L-isoleucine supplementation is indeed recommended for intensive training. The recommended minimum dose in this regard is 45 mg/kg of bodyweight, meaning that an 80 kg person should consume some 3.6 g of it per day, more if active.
The required minimum dose of L-valine for a sedentary person is 12 mg/kg of bodyweight. Those performing vigorous physical exercise, obviously require more. That means an 80 kg person should consume at least 960 mg per day.
Needless to say, at 75 mg, L-leucine is woefully under-dosed as well. Tribulus Terrestris and DHEA are only present in trace amounts.
Enduro seems to be based on Wild Yam Root (of which it contains some 750 mg). Wild Yam seems to be a highly estrogenic natural substance, the efficiency of which is being studied for estrogen replacement and menstrual disorders. How something like that would help you build muscle is beyond science at this point apparently, as there are no references to such uses at any of the scientific portals/databases.
Other than that, Enduro too delivers some trace amounts of Tribulus Terrestris and DHEA, in addition to L-Citrulline and L-Carnitine. Every one of these substances is under dosed.
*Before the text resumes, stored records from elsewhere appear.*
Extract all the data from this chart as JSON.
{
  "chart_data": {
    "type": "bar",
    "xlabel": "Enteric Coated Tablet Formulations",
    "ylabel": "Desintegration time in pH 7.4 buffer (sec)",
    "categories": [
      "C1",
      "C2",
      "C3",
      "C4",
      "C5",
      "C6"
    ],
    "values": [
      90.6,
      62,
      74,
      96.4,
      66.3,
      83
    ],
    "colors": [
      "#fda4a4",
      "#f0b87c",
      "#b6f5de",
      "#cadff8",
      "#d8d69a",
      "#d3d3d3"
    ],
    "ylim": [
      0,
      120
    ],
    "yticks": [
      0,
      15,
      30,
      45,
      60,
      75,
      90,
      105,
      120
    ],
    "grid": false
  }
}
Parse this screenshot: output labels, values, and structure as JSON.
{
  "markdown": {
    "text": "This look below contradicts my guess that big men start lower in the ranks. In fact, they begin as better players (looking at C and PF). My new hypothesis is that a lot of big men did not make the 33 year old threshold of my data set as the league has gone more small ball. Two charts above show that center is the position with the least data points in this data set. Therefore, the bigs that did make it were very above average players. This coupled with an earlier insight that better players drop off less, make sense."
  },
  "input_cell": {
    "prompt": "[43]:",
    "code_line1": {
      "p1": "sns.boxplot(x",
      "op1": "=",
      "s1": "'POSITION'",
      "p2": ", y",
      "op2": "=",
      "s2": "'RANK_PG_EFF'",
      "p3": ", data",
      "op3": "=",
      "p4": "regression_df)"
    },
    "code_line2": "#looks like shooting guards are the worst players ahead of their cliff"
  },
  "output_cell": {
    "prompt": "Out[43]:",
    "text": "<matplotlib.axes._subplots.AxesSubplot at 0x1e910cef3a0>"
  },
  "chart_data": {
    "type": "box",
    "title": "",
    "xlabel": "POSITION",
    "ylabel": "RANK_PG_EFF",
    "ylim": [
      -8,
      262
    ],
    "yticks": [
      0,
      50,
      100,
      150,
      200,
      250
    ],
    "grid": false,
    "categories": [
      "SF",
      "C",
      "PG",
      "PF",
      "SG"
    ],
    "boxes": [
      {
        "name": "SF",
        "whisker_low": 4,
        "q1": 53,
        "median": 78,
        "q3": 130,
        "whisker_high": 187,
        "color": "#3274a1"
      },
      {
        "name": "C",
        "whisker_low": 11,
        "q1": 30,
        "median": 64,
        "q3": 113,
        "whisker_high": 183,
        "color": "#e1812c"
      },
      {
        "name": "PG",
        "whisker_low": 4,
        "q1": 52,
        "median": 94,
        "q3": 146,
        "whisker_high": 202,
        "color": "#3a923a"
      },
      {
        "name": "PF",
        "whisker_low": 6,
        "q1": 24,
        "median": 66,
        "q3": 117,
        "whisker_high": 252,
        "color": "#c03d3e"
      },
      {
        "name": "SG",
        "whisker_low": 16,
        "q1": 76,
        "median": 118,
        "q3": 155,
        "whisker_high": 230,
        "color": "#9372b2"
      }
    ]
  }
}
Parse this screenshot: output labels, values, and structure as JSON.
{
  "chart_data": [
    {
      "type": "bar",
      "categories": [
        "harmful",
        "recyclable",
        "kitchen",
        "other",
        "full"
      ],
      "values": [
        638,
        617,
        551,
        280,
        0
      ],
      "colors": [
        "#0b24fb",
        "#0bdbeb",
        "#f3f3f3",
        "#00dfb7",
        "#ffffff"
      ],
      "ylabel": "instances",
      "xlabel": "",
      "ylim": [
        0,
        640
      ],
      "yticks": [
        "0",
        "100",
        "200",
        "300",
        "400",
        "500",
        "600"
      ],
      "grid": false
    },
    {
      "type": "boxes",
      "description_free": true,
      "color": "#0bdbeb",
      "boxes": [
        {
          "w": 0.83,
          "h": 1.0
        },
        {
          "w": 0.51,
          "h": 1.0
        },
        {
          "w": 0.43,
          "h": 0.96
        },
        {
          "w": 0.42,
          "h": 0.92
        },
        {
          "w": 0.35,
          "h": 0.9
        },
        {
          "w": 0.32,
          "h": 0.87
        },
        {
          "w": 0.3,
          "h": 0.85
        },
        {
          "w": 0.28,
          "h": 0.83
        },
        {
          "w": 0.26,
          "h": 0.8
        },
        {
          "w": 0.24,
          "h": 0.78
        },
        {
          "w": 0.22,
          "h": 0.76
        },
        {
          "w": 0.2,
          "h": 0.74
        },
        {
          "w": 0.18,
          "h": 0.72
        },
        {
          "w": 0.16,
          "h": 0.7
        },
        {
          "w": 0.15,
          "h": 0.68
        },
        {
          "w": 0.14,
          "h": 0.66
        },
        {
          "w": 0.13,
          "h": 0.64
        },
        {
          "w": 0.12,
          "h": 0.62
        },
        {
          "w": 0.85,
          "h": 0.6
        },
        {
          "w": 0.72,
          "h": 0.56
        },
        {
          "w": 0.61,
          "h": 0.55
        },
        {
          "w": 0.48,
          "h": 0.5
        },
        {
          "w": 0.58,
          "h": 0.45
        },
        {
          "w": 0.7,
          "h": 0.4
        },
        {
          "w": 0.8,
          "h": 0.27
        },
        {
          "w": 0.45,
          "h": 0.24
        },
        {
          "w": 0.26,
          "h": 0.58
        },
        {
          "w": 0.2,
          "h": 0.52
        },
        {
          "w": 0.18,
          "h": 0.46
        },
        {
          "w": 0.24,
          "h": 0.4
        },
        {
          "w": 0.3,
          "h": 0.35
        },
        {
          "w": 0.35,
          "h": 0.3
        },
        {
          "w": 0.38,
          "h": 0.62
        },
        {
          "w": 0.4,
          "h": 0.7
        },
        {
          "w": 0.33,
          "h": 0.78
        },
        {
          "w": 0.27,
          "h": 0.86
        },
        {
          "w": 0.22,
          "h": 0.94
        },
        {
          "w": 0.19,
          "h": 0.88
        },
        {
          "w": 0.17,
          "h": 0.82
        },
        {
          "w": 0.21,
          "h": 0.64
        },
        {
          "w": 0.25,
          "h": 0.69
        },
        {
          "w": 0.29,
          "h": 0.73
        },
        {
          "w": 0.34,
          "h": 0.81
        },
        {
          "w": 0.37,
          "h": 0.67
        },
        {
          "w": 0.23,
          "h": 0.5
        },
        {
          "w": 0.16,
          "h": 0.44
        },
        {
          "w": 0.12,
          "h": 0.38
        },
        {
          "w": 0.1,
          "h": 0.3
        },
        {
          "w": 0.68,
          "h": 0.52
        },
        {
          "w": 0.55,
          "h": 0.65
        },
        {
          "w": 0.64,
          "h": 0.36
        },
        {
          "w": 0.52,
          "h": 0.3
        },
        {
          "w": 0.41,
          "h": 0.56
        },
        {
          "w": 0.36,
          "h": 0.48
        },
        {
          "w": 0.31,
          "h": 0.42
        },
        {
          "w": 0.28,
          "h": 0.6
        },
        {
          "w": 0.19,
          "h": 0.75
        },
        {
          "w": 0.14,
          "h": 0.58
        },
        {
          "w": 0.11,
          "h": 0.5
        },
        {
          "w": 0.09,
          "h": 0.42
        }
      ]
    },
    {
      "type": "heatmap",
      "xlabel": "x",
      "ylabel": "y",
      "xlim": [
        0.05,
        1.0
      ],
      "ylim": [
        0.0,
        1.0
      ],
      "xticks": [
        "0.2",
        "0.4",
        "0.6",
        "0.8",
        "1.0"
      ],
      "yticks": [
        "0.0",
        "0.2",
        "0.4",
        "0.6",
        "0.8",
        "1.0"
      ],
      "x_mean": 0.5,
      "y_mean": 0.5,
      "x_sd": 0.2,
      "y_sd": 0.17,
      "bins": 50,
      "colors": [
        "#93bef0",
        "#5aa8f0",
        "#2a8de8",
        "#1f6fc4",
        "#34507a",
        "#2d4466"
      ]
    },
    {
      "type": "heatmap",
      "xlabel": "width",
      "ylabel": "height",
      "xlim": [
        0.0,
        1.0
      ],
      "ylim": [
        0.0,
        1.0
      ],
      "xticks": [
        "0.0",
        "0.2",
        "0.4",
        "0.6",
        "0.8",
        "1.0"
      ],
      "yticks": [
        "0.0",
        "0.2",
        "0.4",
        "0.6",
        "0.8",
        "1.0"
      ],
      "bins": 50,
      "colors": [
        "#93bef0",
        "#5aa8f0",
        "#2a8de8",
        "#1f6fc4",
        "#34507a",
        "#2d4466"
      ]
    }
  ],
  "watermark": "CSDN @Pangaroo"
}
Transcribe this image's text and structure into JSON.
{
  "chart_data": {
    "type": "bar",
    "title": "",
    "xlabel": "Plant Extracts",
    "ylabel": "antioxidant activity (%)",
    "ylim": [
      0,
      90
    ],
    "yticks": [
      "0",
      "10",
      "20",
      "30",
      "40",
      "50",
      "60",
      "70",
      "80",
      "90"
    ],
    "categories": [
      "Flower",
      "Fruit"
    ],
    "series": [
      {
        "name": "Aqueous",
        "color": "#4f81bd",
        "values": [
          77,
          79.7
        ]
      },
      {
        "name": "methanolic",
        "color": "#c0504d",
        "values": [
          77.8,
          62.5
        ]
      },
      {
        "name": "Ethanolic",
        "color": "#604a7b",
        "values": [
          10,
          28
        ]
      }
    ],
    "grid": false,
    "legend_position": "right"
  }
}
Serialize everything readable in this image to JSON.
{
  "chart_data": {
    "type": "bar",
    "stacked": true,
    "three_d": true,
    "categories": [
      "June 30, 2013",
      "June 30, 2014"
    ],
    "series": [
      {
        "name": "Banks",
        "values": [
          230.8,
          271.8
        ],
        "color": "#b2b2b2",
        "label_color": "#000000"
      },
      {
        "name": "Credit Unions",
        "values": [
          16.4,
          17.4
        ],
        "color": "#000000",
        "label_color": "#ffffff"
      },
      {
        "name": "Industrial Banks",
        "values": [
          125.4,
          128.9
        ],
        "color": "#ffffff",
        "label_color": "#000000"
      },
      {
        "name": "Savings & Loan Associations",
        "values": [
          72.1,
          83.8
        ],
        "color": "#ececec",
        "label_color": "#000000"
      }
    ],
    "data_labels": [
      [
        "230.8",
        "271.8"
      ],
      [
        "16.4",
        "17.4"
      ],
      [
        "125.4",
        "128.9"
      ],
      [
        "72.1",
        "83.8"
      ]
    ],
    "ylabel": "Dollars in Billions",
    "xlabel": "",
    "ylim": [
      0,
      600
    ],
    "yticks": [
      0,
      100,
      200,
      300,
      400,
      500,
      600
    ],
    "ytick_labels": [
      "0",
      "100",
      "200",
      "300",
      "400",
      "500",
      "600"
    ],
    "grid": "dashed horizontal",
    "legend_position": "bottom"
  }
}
To call any of the products from the Marine Muscle lineup a “steroid alternative” is PREPOSTEROUS as well as insulting to the intelligence of those who know and have seen the effects of anabolic steroids. This angle is nothing more than a sales line, pushed way above and beyond the limits of reason. The perpetrators of such scams have to be called out and – to the extent that it is possible – publicly shamed.